Genetics, Infrastructure and the Productivity Gap
Technical constraints also featured prominently. Dlamini noted that carcass weights in South Africa average approximately 85kg, while many Eswatini producers remain closer to 75kg — a gap driven largely by genetic limitations. Closing it requires investment in improved breeding stock, higher semen quality and a systematic approach to genetic upgrading.
Infrastructure was presented as equally non-negotiable. Proper housing, ventilation, spacing, clean water systems and biosecurity controls are baseline requirements for commercial production — not optional enhancements. Inadequate infrastructure, Dlamini warned, directly translates into slower growth rates and higher mortality.

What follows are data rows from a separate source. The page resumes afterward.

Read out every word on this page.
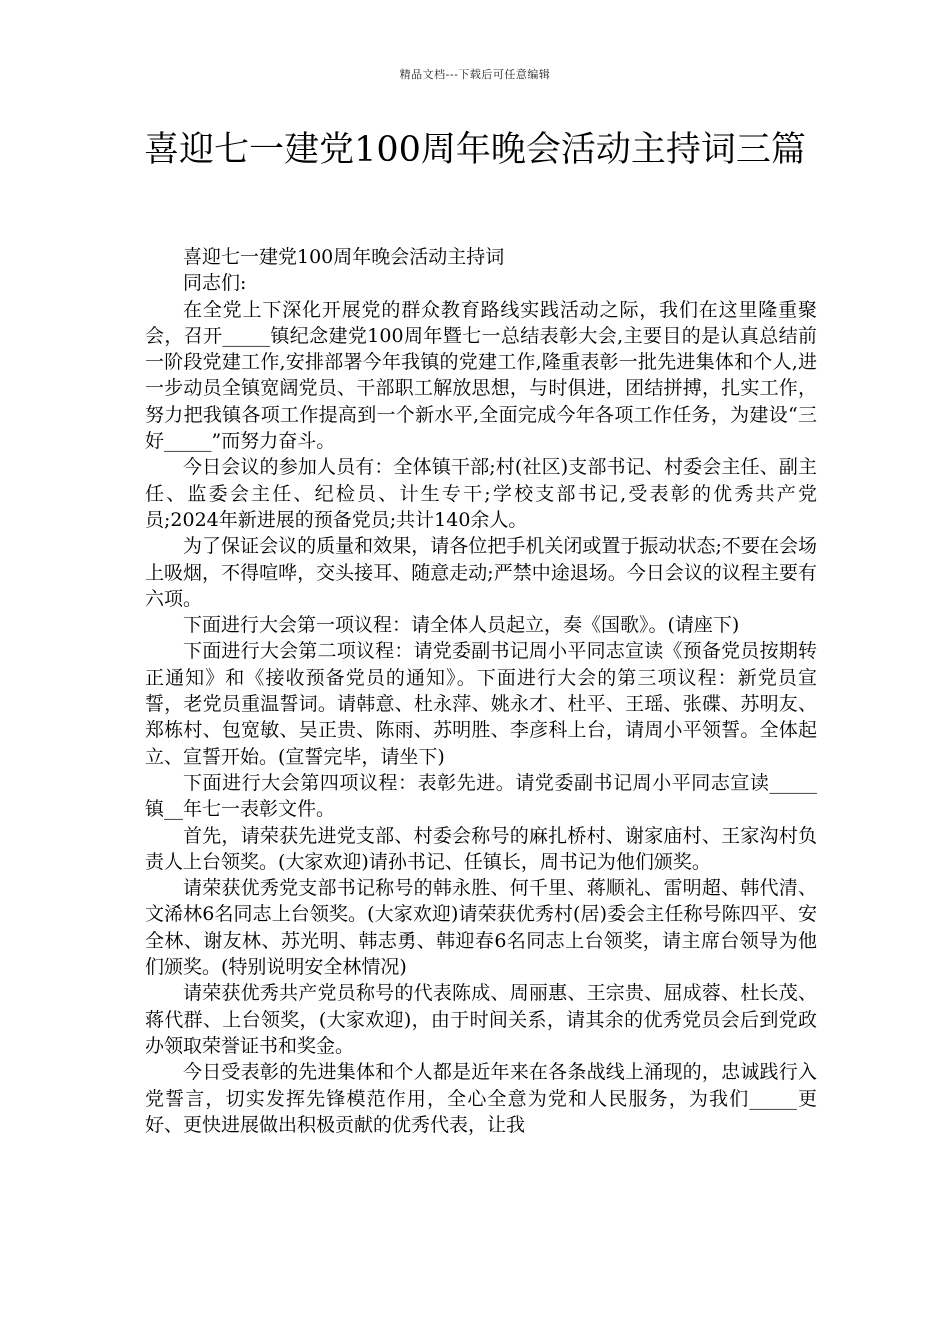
精品文档---下载后可任意编辑
喜迎七一建党100周年晚会活动主持词三篇

喜迎七一建党100周年晚会活动主持词

同志们:

在全党上下深化开展党的群众教育路线实践活动之际，我们在这里隆重聚会，召开_____镇纪念建党100周年暨七一总结表彰大会,主要目的是认真总结前一阶段党建工作,安排部署今年我镇的党建工作,隆重表彰一批先进集体和个人,进一步动员全镇宽阔党员、干部职工解放思想，与时俱进，团结拼搏，扎实工作，努力把我镇各项工作提高到一个新水平,全面完成今年各项工作任务，为建设“三好_____”而努力奋斗。

今日会议的参加人员有：全体镇干部;村(社区)支部书记、村委会主任、副主任、监委会主任、纪检员、计生专干;学校支部书记,受表彰的优秀共产党员;2024年新进展的预备党员;共计140余人。

为了保证会议的质量和效果，请各位把手机关闭或置于振动状态;不要在会场上吸烟，不得喧哗，交头接耳、随意走动;严禁中途退场。今日会议的议程主要有六项。

下面进行大会第一项议程：请全体人员起立，奏《国歌》。(请座下)

下面进行大会第二项议程：请党委副书记周小平同志宣读《预备党员按期转正通知》和《接收预备党员的通知》。下面进行大会的第三项议程：新党员宣誓，老党员重温誓词。请韩意、杜永萍、姚永才、杜平、王瑶、张碟、苏明友、郑栋村、包宽敏、吴正贵、陈雨、苏明胜、李彦科上台，请周小平领誓。全体起立、宣誓开始。(宣誓完毕，请坐下)

下面进行大会第四项议程：表彰先进。请党委副书记周小平同志宣读_____镇__年七一表彰文件。

首先，请荣获先进党支部、村委会称号的麻扎桥村、谢家庙村、王家沟村负责人上台领奖。(大家欢迎)请孙书记、任镇长，周书记为他们颁奖。

请荣获优秀党支部书记称号的韩永胜、何千里、蒋顺礼、雷明超、韩代清、文浠林6名同志上台领奖。(大家欢迎)请荣获优秀村(居)委会主任称号陈四平、安全林、谢友林、苏光明、韩志勇、韩迎春6名同志上台领奖，请主席台领导为他们颁奖。(特别说明安全林情况)

请荣获优秀共产党员称号的代表陈成、周丽惠、王宗贵、屈成蓉、杜长茂、蒋代群、上台领奖，(大家欢迎)，由于时间关系，请其余的优秀党员会后到党政办领取荣誉证书和奖金。

今日受表彰的先进集体和个人都是近年来在各条战线上涌现的，忠诚践行入党誓言，切实发挥先锋模范作用，全心全意为党和人民服务，为我们_____更好、更快进展做出积极贡献的优秀代表，让我
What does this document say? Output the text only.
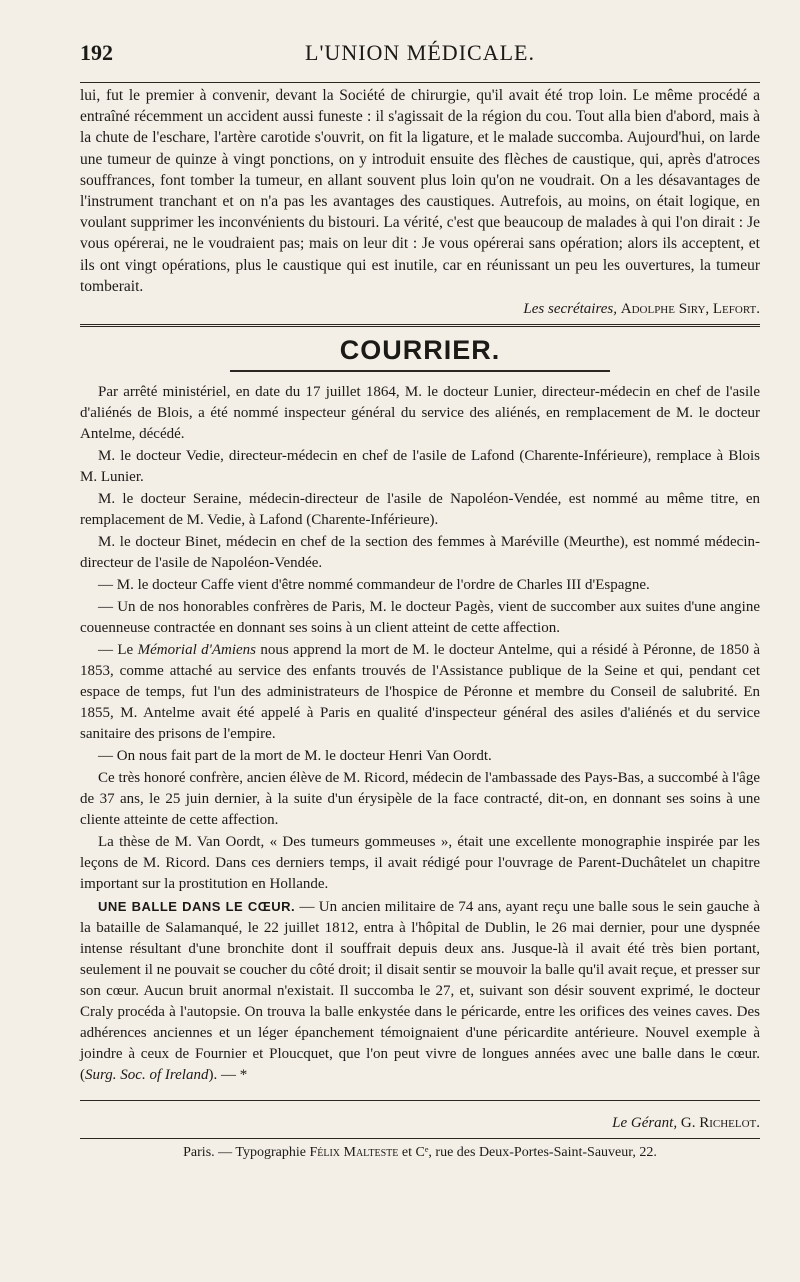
192	L'UNION MÉDICALE.

lui, fut le premier à convenir, devant la Société de chirurgie, qu'il avait été trop loin. Le même procédé a entraîné récemment un accident aussi funeste : il s'agissait de la région du cou. Tout alla bien d'abord, mais à la chute de l'eschare, l'artère carotide s'ouvrit, on fit la ligature, et le malade succomba. Aujourd'hui, on larde une tumeur de quinze à vingt ponctions, on y introduit ensuite des flèches de caustique, qui, après d'atroces souffrances, font tomber la tumeur, en allant souvent plus loin qu'on ne voudrait. On a les désavantages de l'instrument tranchant et on n'a pas les avantages des caustiques. Autrefois, au moins, on était logique, en voulant supprimer les inconvénients du bistouri. La vérité, c'est que beaucoup de malades à qui l'on dirait : Je vous opérerai, ne le voudraient pas; mais on leur dit : Je vous opérerai sans opération; alors ils acceptent, et ils ont vingt opérations, plus le caustique qui est inutile, car en réunissant un peu les ouvertures, la tumeur tomberait.

Les secrétaires, Adolphe Siry, Lefort.
COURRIER.

Par arrêté ministériel, en date du 17 juillet 1864, M. le docteur Lunier, directeur-médecin en chef de l'asile d'aliénés de Blois, a été nommé inspecteur général du service des aliénés, en remplacement de M. le docteur Antelme, décédé.

M. le docteur Vedie, directeur-médecin en chef de l'asile de Lafond (Charente-Inférieure), remplace à Blois M. Lunier.

M. le docteur Seraine, médecin-directeur de l'asile de Napoléon-Vendée, est nommé au même titre, en remplacement de M. Vedie, à Lafond (Charente-Inférieure).

M. le docteur Binet, médecin en chef de la section des femmes à Maréville (Meurthe), est nommé médecin-directeur de l'asile de Napoléon-Vendée.

— M. le docteur Caffe vient d'être nommé commandeur de l'ordre de Charles III d'Espagne.

— Un de nos honorables confrères de Paris, M. le docteur Pagès, vient de succomber aux suites d'une angine couenneuse contractée en donnant ses soins à un client atteint de cette affection.

— Le Mémorial d'Amiens nous apprend la mort de M. le docteur Antelme, qui a résidé à Péronne, de 1850 à 1853, comme attaché au service des enfants trouvés de l'Assistance publique de la Seine et qui, pendant cet espace de temps, fut l'un des administrateurs de l'hospice de Péronne et membre du Conseil de salubrité. En 1855, M. Antelme avait été appelé à Paris en qualité d'inspecteur général des asiles d'aliénés et du service sanitaire des prisons de l'empire.

— On nous fait part de la mort de M. le docteur Henri Van Oordt.

Ce très honoré confrère, ancien élève de M. Ricord, médecin de l'ambassade des Pays-Bas, a succombé à l'âge de 37 ans, le 25 juin dernier, à la suite d'un érysipèle de la face contracté, dit-on, en donnant ses soins à une cliente atteinte de cette affection.

La thèse de M. Van Oordt, « Des tumeurs gommeuses », était une excellente monographie inspirée par les leçons de M. Ricord. Dans ces derniers temps, il avait rédigé pour l'ouvrage de Parent-Duchâtelet un chapitre important sur la prostitution en Hollande.

UNE BALLE DANS LE CŒUR. — Un ancien militaire de 74 ans, ayant reçu une balle sous le sein gauche à la bataille de Salamanqué, le 22 juillet 1812, entra à l'hôpital de Dublin, le 26 mai dernier, pour une dyspnée intense résultant d'une bronchite dont il souffrait depuis deux ans. Jusque-là il avait été très bien portant, seulement il ne pouvait se coucher du côté droit; il disait sentir se mouvoir la balle qu'il avait reçue, et presser sur son cœur. Aucun bruit anormal n'existait. Il succomba le 27, et, suivant son désir souvent exprimé, le docteur Craly procéda à l'autopsie. On trouva la balle enkystée dans le péricarde, entre les orifices des veines caves. Des adhérences anciennes et un léger épanchement témoignaient d'une péricardite antérieure. Nouvel exemple à joindre à ceux de Fournier et Ploucquet, que l'on peut vivre de longues années avec une balle dans le cœur. (Surg. Soc. of Ireland). — *

Le Gérant, G. Richelot.
Paris. — Typographie Félix Malteste et Cᵉ, rue des Deux-Portes-Saint-Sauveur, 22.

African swine fever was highlighted as an existential biosecurity threat. Regional experience shows that outbreaks can wipe out entire herds within days, reinforcing the imperative for strict access controls, sanitation protocols and vaccination programmes.
Go Big or Go Out
One of the session’s strongest policy recommendations was the need to finance larger production units — ideally between 20 and 30 sows. Smaller units, Dlamini argued, fail to generate consistent supply, weaken cash flow stability and undermine the ability to fulfil commercial contracts.
The proposed DJD–YERF model links financing directly to structured training, production planning, monthly farm visits and market alignment. Farmers are expected to operate within defined production cycles, ensuring that output is synchronised with repayment schedules and buyer demand.

From Sufficiency to Competition
The YERF piggery engagement session did not produce a single dramatic announcement. What it produced was something more durable: a shared diagnosis of where the sector stands — and what it will take to move forward.
Eswatini’s piggery industry has earned its self-sufficiency. The next milestone — regional competitiveness — will be harder won. For DJD, YERF and the young farmers attempting to build meaningful enterprises in the sector, the session delivered a consistent message: the industry is no longer constrained by capacity. It is constrained by discipline.